When Reeves gives with one hand and takes away with the other — as PCS leader Fran Heathcote notes she does by offering a 1.7 per cent increase in departmental spending, while setting a 2 per cent savings target for those same departments — she cites pressure on the public finances that could be relieved easily through higher corporation tax, a financial transactions tax or a wealth tax. As Unite’s Sharon Graham notes, a 1 per cent tax on the richest 1 per cent would raise £25 billion, filling the so-called “black hole” in the budget at a stroke.
It is a choice to echo Tory hysteria over benefit fraud, when the amount lost to this is less than goes unclaimed in social security payments people are entitled to.

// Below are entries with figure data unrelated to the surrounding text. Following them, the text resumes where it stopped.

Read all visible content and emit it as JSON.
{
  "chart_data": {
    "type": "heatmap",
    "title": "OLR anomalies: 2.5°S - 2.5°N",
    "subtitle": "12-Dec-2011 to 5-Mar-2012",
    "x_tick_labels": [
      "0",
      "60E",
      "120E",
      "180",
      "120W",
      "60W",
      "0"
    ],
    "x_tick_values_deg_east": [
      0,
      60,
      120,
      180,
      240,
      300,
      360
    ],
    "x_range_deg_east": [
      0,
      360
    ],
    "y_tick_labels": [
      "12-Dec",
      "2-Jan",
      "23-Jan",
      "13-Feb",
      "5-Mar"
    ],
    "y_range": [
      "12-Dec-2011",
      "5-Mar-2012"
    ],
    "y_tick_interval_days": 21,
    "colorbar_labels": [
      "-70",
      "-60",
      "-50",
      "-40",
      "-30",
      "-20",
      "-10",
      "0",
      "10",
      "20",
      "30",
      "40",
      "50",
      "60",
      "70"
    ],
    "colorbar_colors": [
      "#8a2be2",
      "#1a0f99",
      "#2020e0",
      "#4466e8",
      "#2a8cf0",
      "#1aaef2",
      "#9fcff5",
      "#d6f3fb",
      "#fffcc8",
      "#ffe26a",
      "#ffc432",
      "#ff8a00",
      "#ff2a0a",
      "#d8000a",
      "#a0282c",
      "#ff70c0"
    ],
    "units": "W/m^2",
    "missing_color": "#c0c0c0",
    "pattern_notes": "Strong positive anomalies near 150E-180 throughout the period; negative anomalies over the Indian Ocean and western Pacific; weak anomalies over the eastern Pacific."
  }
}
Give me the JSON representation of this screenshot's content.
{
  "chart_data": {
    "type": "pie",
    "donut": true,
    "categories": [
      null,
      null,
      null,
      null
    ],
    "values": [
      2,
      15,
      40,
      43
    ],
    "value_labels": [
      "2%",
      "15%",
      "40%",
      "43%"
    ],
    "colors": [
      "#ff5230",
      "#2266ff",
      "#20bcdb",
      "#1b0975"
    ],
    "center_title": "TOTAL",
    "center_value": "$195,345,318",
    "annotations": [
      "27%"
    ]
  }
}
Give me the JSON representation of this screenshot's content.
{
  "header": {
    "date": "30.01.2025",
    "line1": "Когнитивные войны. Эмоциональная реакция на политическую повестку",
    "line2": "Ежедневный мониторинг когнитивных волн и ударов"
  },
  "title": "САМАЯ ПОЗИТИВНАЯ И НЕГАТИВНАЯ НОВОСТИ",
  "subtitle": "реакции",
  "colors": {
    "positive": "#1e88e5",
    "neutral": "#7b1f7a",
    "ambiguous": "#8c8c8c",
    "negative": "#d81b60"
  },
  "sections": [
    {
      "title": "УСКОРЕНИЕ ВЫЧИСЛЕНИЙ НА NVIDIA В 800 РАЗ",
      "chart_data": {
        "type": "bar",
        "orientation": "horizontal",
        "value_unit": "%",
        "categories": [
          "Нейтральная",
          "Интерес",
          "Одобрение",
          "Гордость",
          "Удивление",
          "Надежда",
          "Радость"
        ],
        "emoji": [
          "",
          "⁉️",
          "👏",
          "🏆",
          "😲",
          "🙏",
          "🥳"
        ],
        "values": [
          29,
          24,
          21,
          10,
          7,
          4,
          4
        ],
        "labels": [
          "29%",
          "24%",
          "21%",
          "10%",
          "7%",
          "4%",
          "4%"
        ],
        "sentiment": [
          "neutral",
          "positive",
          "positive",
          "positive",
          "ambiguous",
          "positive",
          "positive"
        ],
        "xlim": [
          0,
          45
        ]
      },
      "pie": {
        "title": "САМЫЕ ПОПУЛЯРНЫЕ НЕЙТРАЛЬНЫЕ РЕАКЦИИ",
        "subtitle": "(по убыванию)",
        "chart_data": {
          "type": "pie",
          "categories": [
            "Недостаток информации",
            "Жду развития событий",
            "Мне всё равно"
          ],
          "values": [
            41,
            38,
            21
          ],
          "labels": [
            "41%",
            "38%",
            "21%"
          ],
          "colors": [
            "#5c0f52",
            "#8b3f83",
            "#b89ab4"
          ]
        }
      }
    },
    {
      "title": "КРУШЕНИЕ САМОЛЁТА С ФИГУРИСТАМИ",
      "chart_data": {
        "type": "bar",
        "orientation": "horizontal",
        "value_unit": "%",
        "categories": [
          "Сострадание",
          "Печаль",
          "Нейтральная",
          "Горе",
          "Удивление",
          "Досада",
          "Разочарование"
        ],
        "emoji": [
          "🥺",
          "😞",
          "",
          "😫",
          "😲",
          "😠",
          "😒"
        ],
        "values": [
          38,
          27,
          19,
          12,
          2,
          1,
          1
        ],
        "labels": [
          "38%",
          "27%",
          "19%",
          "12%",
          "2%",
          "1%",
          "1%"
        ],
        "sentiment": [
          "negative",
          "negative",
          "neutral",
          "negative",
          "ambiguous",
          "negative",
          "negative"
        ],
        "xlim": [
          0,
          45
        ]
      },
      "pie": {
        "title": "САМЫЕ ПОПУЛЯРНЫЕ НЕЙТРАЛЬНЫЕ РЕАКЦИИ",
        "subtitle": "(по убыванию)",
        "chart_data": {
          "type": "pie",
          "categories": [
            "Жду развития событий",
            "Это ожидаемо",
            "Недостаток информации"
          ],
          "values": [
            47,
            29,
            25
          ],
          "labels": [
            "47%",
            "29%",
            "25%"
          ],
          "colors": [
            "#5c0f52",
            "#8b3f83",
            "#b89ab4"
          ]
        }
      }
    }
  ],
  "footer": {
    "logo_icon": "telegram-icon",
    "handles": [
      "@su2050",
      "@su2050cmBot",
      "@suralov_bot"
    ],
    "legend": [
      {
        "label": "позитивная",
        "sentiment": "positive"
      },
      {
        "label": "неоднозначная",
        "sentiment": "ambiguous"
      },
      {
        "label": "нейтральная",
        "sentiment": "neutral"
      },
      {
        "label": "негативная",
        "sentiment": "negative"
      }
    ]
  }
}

Giving the Department for Work & Pensions power to remove money directly from bank accounts will likely increase non-take-up of benefits by people who need them but understandably fear their personal finances being exposed in this way.
And it’s a choice to hike the cost of a bus ticket by 50 per cent while maintaining a fuel duty freeze — when governments across Europe are making public transport cheaper because it is essential to reduce greenhouse gas emissions.